About a week later she had a vision,the angel of the Lord appeared to her,and said behold your life daughter! The angel pointed to a corner of the room, which had the most dirt filled rags and terrible smell one could think of! She wept and said No Lord, this cannot be! For all my life I have done what was good in my own eyes,and never married to give my life to my Jesus! The angel of the Lord asked her if she ever thought about her prayer she would say each night?( matt 6:9-10) YOUR will be done, YOUR kingdom come! You did all of these things because instead of believing what Jesus has already done for you,you believed you needed to preform some action to gain heaven? And what can YOU DO??

She of course began to cry,and wept bitterly. Like Hezekiah did! ( verse 3 of) ( 2 kings 20:1-11) The angel of the Lord said daughter believing is your work( john 6:28-29) And it is from your believing, you draw water in the well of LOVE for others,remember my word unto you daughter!( john 13:34-35) Remember my word from John the baptizer?( john 3:30-31) HE must increase but I must decrease! The point! Jesus does not wish for you dear sister to think upon him as you do of anger,Jesus is not angry with you sister!( Isaiah 54:9-10) he is causing an effect to happen around you, to wake you up from your sleep,just as he did mine!( rom 13:11-14!!!) He truly LOVES you sis!
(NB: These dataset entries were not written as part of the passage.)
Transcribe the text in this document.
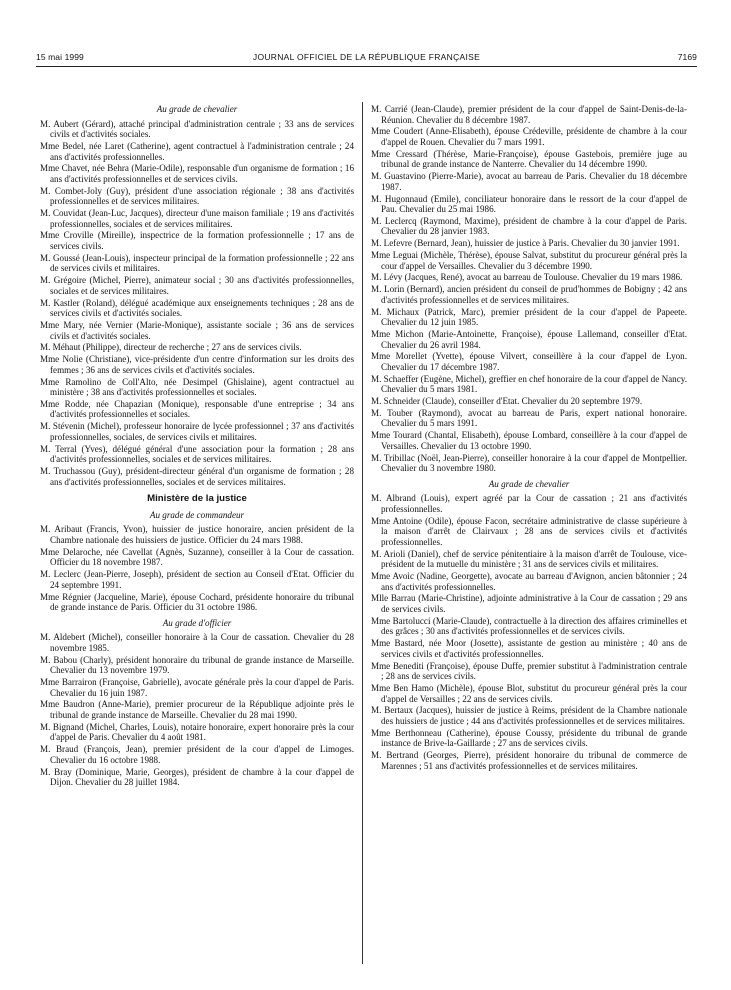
15 mai 1999	JOURNAL OFFICIEL DE LA RÉPUBLIQUE FRANÇAISE	7169
Au grade de chevalier

M. Aubert (Gérard), attaché principal d'administration centrale ; 33 ans de services civils et d'activités sociales.

Mme Bedel, née Laret (Catherine), agent contractuel à l'administration centrale ; 24 ans d'activités professionnelles.

Mme Chavet, née Behra (Marie-Odile), responsable d'un organisme de formation ; 16 ans d'activités professionnelles et de services civils.

M. Combet-Joly (Guy), président d'une association régionale ; 38 ans d'activités professionnelles et de services militaires.

M. Couvidat (Jean-Luc, Jacques), directeur d'une maison familiale ; 19 ans d'activités professionnelles, sociales et de services militaires.

Mme Croville (Mireille), inspectrice de la formation professionnelle ; 17 ans de services civils.

M. Goussé (Jean-Louis), inspecteur principal de la formation professionnelle ; 22 ans de services civils et militaires.

M. Grégoire (Michel, Pierre), animateur social ; 30 ans d'activités professionnelles, sociales et de services militaires.

M. Kastler (Roland), délégué académique aux enseignements techniques ; 28 ans de services civils et d'activités sociales.

Mme Mary, née Vernier (Marie-Monique), assistante sociale ; 36 ans de services civils et d'activités sociales.

M. Méhaut (Philippe), directeur de recherche ; 27 ans de services civils.

Mme Nolie (Christiane), vice-présidente d'un centre d'information sur les droits des femmes ; 36 ans de services civils et d'activités sociales.

Mme Ramolino de Coll'Alto, née Desimpel (Ghislaine), agent contractuel au ministère ; 38 ans d'activités professionnelles et sociales.

Mme Rodde, née Chapazian (Monique), responsable d'une entreprise ; 34 ans d'activités professionnelles et sociales.

M. Stévenin (Michel), professeur honoraire de lycée professionnel ; 37 ans d'activités professionnelles, sociales, de services civils et militaires.

M. Terral (Yves), délégué général d'une association pour la formation ; 28 ans d'activités professionnelles, sociales et de services militaires.

M. Truchassou (Guy), président-directeur général d'un organisme de formation ; 28 ans d'activités professionnelles, sociales et de services militaires.

Ministère de la justice
Au grade de commandeur

M. Aribaut (Francis, Yvon), huissier de justice honoraire, ancien président de la Chambre nationale des huissiers de justice. Officier du 24 mars 1988.

Mme Delaroche, née Cavellat (Agnès, Suzanne), conseiller à la Cour de cassation. Officier du 18 novembre 1987.

M. Leclerc (Jean-Pierre, Joseph), président de section au Conseil d'Etat. Officier du 24 septembre 1991.

Mme Régnier (Jacqueline, Marie), épouse Cochard, présidente honoraire du tribunal de grande instance de Paris. Officier du 31 octobre 1986.

Au grade d'officier

M. Aldebert (Michel), conseiller honoraire à la Cour de cassation. Chevalier du 28 novembre 1985.

M. Babou (Charly), président honoraire du tribunal de grande instance de Marseille. Chevalier du 13 novembre 1979.

Mme Barrairon (Françoise, Gabrielle), avocate générale près la cour d'appel de Paris. Chevalier du 16 juin 1987.

Mme Baudron (Anne-Marie), premier procureur de la République adjointe près le tribunal de grande instance de Marseille. Chevalier du 28 mai 1990.

M. Bignand (Michel, Charles, Louis), notaire honoraire, expert honoraire près la cour d'appel de Paris. Chevalier du 4 août 1981.

M. Braud (François, Jean), premier président de la cour d'appel de Limoges. Chevalier du 16 octobre 1988.

M. Bray (Dominique, Marie, Georges), président de chambre à la cour d'appel de Dijon. Chevalier du 28 juillet 1984.

M. Carrié (Jean-Claude), premier président de la cour d'appel de Saint-Denis-de-la-Réunion. Chevalier du 8 décembre 1987.

Mme Coudert (Anne-Elisabeth), épouse Crédeville, présidente de chambre à la cour d'appel de Rouen. Chevalier du 7 mars 1991.

Mme Cressard (Thérèse, Marie-Françoise), épouse Gastebois, première juge au tribunal de grande instance de Nanterre. Chevalier du 14 décembre 1990.

M. Guastavino (Pierre-Marie), avocat au barreau de Paris. Chevalier du 18 décembre 1987.

M. Hugonnaud (Emile), conciliateur honoraire dans le ressort de la cour d'appel de Pau. Chevalier du 25 mai 1986.

M. Leclercq (Raymond, Maxime), président de chambre à la cour d'appel de Paris. Chevalier du 28 janvier 1983.

M. Lefevre (Bernard, Jean), huissier de justice à Paris. Chevalier du 30 janvier 1991.

Mme Leguai (Michèle, Thérèse), épouse Salvat, substitut du procureur général près la cour d'appel de Versailles. Chevalier du 3 décembre 1990.

M. Lévy (Jacques, René), avocat au barreau de Toulouse. Chevalier du 19 mars 1986.

M. Lorin (Bernard), ancien président du conseil de prud'hommes de Bobigny ; 42 ans d'activités professionnelles et de services militaires.

M. Michaux (Patrick, Marc), premier président de la cour d'appel de Papeete. Chevalier du 12 juin 1985.

Mme Michon (Marie-Antoinette, Françoise), épouse Lallemand, conseiller d'Etat. Chevalier du 26 avril 1984.

Mme Morellet (Yvette), épouse Vilvert, conseillère à la cour d'appel de Lyon. Chevalier du 17 décembre 1987.

M. Schaeffer (Eugène, Michel), greffier en chef honoraire de la cour d'appel de Nancy. Chevalier du 5 mars 1981.

M. Schneider (Claude), conseiller d'Etat. Chevalier du 20 septembre 1979.

M. Touber (Raymond), avocat au barreau de Paris, expert national honoraire. Chevalier du 5 mars 1991.

Mme Tourard (Chantal, Elisabeth), épouse Lombard, conseillère à la cour d'appel de Versailles. Chevalier du 13 octobre 1990.

M. Tribillac (Noël, Jean-Pierre), conseiller honoraire à la cour d'appel de Montpellier. Chevalier du 3 novembre 1980.

Au grade de chevalier

M. Albrand (Louis), expert agréé par la Cour de cassation ; 21 ans d'activités professionnelles.

Mme Antoine (Odile), épouse Facon, secrétaire administrative de classe supérieure à la maison d'arrêt de Clairvaux ; 28 ans de services civils et d'activités professionnelles.

M. Arioli (Daniel), chef de service pénitentiaire à la maison d'arrêt de Toulouse, vice-président de la mutuelle du ministère ; 31 ans de services civils et militaires.

Mme Avoic (Nadine, Georgette), avocate au barreau d'Avignon, ancien bâtonnier ; 24 ans d'activités professionnelles.

Mlle Barrau (Marie-Christine), adjointe administrative à la Cour de cassation ; 29 ans de services civils.

Mme Bartolucci (Marie-Claude), contractuelle à la direction des affaires criminelles et des grâces ; 30 ans d'activités professionnelles et de services civils.

Mme Bastard, née Moor (Josette), assistante de gestion au ministère ; 40 ans de services civils et d'activités professionnelles.

Mme Benediti (Françoise), épouse Duffe, premier substitut à l'administration centrale ; 28 ans de services civils.

Mme Ben Hamo (Michèle), épouse Blot, substitut du procureur général près la cour d'appel de Versailles ; 22 ans de services civils.

M. Bertaux (Jacques), huissier de justice à Reims, président de la Chambre nationale des huissiers de justice ; 44 ans d'activités professionnelles et de services militaires.

Mme Berthonneau (Catherine), épouse Coussy, présidente du tribunal de grande instance de Brive-la-Gaillarde ; 27 ans de services civils.

M. Bertrand (Georges, Pierre), président honoraire du tribunal de commerce de Marennes ; 51 ans d'activités professionnelles et de services militaires.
What Jesus wants from you,is the very same he wanted and got from me sis!!( eph 3:16-19!!!) If we ourselves have not known truly the breath, and length, and height,and depth of his love,how can we ever become a light to others?( matt 5:14-16) Draw unto him sister seeking,for in seeking one shall always find!( matt 7:7) And God wants you to find him! For like a prodigal son( luke 15:31-32) The POWER of Jesus love which came unto me, comes unto to you knocking upon the very door of your heart!( rev 3:20-22) We overcome by opening the door,we overcome because we truly receive Jesus as he truly is!! Just like we wish to be by another sis!
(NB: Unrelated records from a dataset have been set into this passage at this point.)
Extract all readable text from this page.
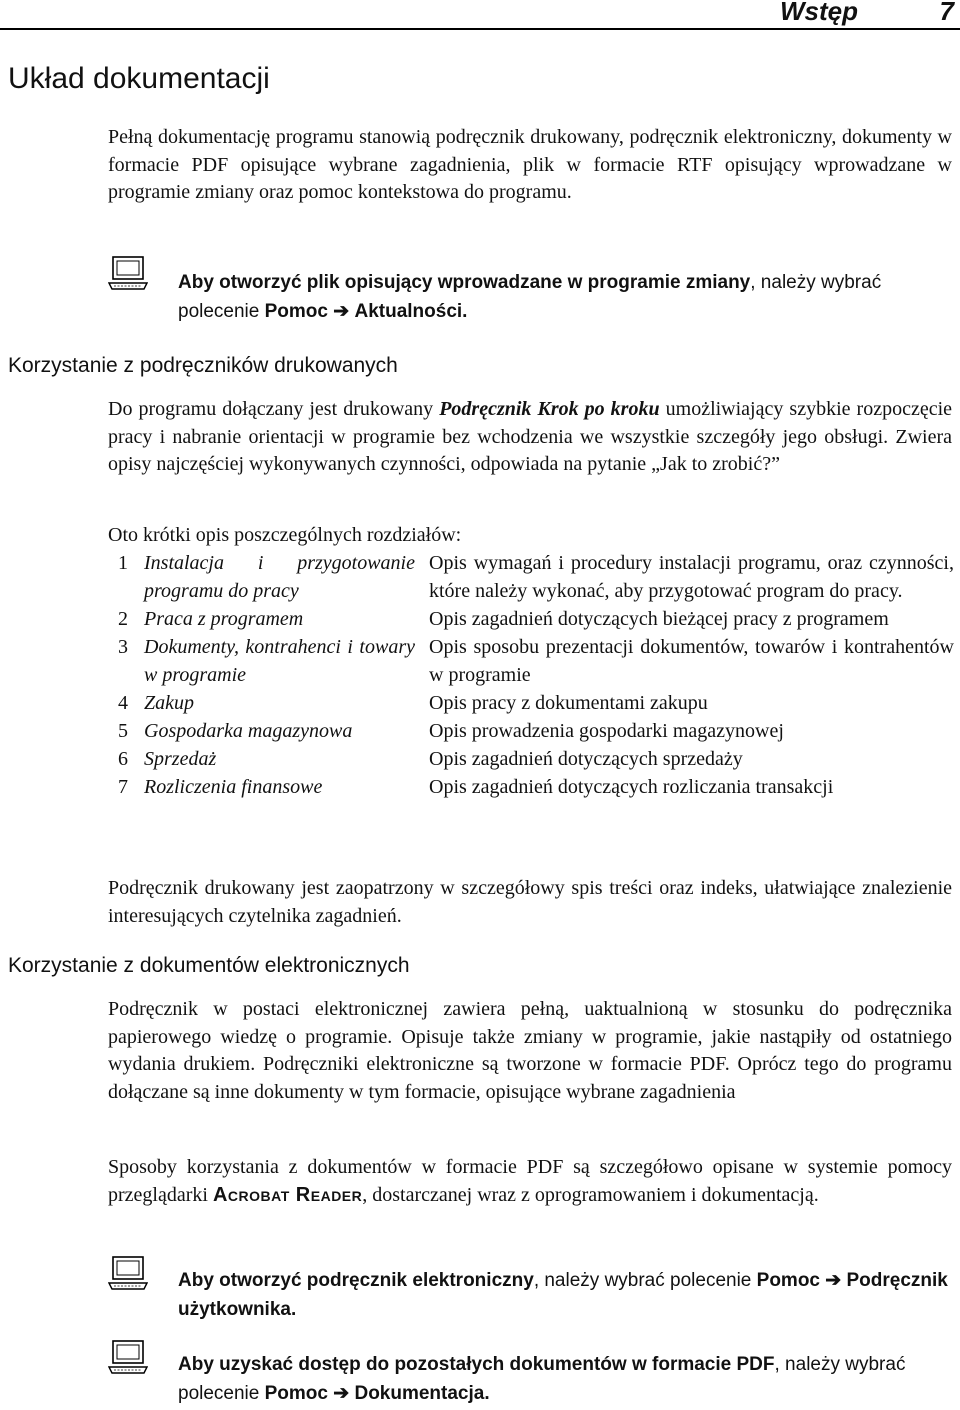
Wstęp	7
Układ dokumentacji

Pełną dokumentację programu stanowią podręcznik drukowany, podręcznik elektroniczny, dokumenty w formacie PDF opisujące wybrane zagadnienia, plik w formacie RTF opisujący wprowadzane w programie zmiany oraz pomoc kontekstowa do programu.

Aby otworzyć plik opisujący wprowadzane w programie zmiany, należy wybrać polecenie Pomoc ➔ Aktualności.
Korzystanie z podręczników drukowanych

Do programu dołączany jest drukowany Podręcznik Krok po kroku umożliwiający szybkie rozpoczęcie pracy i nabranie orientacji w programie bez wchodzenia we wszystkie szczegóły jego obsługi. Zwiera opisy najczęściej wykonywanych czynności, odpowiada na pytanie „Jak to zrobić?”

Oto krótki opis poszczególnych rozdziałów:

1	Instalacja i przygotowanie programu do pracy	Opis wymagań i procedury instalacji programu, oraz czynności, które należy wykonać, aby przygotować program do pracy.
2	Praca z programem	Opis zagadnień dotyczących bieżącej pracy z programem
3	Dokumenty, kontrahenci i towary w programie	Opis sposobu prezentacji dokumentów, towarów i kontrahentów w programie
4	Zakup	Opis pracy z dokumentami zakupu
5	Gospodarka magazynowa	Opis prowadzenia gospodarki magazynowej
6	Sprzedaż	Opis zagadnień dotyczących sprzedaży
7	Rozliczenia finansowe	Opis zagadnień dotyczących rozliczania transakcji

Podręcznik drukowany jest zaopatrzony w szczegółowy spis treści oraz indeks, ułatwiające znalezienie interesujących czytelnika zagadnień.

Korzystanie z dokumentów elektronicznych

Podręcznik w postaci elektronicznej zawiera pełną, uaktualnioną w stosunku do podręcznika papierowego wiedzę o programie. Opisuje także zmiany w programie, jakie nastąpiły od ostatniego wydania drukiem. Podręczniki elektroniczne są tworzone w formacie PDF. Oprócz tego do programu dołączane są inne dokumenty w tym formacie, opisujące wybrane zagadnienia

Sposoby korzystania z dokumentów w formacie PDF są szczegółowo opisane w systemie pomocy przeglądarki Acrobat Reader, dostarczanej wraz z oprogramowaniem i dokumentacją.

Aby otworzyć podręcznik elektroniczny, należy wybrać polecenie Pomoc ➔ Podręcznik użytkownika.
Aby uzyskać dostęp do pozostałych dokumentów w formacie PDF, należy wybrać polecenie Pomoc ➔ Dokumentacja.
I leave you with the very words Jesus gave unto me, in a mop closet in college,when I first believed! ( luke 15:31-32) And he said to him Son you have always been with me,and all that is mine is yours.But we had to celebrate( Luke 15:7)and rejoice,for this brother of yours was dead,and had begun to live,and was lost and has been found! May Jesus love touch you as you read this,for surly he gave me these words to encourage you and to wake you,as he did me from my sleep! Blessing to you seeking!!